Bil’s rating (out of 5): BB.5.
Canada/USA, 1980. International Cinema, Warner Bros.. Screenplay by Carl Foreman, Stirling Silliphant, based on the novel The Day The World Ended by Gordon Thomas, Max Morgan Witts. Cinematography by Fred J. Koenekamp. Produced by Irwin Allen. Music by Lalo Schifrin. Production Design by Philip M. Jefferies. Costume Design by Paul Zastupnevich. Film Editing by Edward A. Biery, Freeman A. Davies. Academy Awards 1980.

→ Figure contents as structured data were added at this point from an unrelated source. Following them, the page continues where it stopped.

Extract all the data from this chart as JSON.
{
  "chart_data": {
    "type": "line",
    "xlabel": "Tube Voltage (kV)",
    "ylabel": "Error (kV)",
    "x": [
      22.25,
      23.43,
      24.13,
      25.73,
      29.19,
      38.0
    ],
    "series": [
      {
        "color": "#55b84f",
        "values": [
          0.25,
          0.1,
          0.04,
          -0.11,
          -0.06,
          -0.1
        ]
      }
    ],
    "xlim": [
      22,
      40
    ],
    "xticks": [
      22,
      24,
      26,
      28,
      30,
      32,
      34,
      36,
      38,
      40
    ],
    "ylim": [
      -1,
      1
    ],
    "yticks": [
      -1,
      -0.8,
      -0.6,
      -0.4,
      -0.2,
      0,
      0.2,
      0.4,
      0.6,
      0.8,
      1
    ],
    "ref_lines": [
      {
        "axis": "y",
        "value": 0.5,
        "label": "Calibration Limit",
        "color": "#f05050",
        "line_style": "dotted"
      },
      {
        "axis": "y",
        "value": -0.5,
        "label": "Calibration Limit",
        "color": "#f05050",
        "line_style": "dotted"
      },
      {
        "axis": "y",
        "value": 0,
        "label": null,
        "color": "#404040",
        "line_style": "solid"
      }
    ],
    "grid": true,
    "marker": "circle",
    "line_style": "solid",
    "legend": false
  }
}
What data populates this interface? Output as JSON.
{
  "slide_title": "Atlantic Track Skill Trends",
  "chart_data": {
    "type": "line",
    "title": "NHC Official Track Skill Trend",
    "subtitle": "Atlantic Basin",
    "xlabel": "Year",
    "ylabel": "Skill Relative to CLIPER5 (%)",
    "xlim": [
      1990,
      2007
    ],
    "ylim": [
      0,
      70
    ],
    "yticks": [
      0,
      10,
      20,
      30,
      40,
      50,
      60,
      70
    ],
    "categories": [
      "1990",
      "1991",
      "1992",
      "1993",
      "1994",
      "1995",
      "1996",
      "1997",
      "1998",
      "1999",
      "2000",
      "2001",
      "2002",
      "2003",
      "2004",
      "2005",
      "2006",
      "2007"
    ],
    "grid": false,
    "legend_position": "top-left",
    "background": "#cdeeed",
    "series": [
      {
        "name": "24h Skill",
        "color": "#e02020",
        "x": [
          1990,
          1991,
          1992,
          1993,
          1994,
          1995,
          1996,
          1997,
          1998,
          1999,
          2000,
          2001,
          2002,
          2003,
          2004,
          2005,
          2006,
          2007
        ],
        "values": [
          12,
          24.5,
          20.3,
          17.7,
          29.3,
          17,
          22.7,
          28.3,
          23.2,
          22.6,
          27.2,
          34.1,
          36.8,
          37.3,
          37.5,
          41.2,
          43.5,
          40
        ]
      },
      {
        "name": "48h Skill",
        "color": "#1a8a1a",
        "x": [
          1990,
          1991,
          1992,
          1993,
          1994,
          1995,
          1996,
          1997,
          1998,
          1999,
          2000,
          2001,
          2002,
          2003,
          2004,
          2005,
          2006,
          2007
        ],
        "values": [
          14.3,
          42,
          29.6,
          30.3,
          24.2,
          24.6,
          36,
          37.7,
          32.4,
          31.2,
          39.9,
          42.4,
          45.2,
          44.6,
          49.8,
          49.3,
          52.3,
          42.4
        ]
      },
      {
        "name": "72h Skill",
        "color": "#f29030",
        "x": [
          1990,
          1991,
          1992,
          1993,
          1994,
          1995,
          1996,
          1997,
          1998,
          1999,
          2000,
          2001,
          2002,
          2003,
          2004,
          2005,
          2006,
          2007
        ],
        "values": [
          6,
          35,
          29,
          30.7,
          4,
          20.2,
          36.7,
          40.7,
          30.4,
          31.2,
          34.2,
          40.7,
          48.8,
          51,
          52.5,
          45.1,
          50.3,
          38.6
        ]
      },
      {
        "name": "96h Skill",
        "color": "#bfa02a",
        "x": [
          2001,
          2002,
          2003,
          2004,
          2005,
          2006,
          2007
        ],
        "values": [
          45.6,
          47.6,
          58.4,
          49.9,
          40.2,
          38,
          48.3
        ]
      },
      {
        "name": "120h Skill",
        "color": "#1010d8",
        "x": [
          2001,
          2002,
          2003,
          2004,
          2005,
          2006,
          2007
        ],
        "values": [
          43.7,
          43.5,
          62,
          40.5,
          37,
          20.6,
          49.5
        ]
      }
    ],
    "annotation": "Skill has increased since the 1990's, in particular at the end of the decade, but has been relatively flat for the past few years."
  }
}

Most of Irwin Allen’s disaster epics are laughably corny, but it’s important to distinguish between the ones that are fun to sit through and those that are a chore. Despite a bland plot and some poor visual effects, this one’s bright colours and game cast make it easy enough to endure, particularly if you are turned on by the kitsch factor. William Holden shows up at a south Pacific island resort that he has recently built, accompanied by his beautiful secretary (Jacqueline Bisset) whom he hopes to make his seventh wife. He doesn’t realize that she is actually still in love with ex-boyfriend Paul Newman, an oil rigger on a nearby site who is thinking to pull his crew out thanks to warnings by scientists that the nearby volcano is set to blow. The hotel’s co-owner James Franciscus insists that there’s nothing to worry about it, but when the mount starts to blow chunks and take out entire buildings, the locals get scared and start to run. There are lots of fun, loud sequences, particularly an exciting elevator ride into the depths of the volcano, but also a lot of ridiculous stunts (Burgess Meredith doing his high-wire act across a chasm is literally hilarious).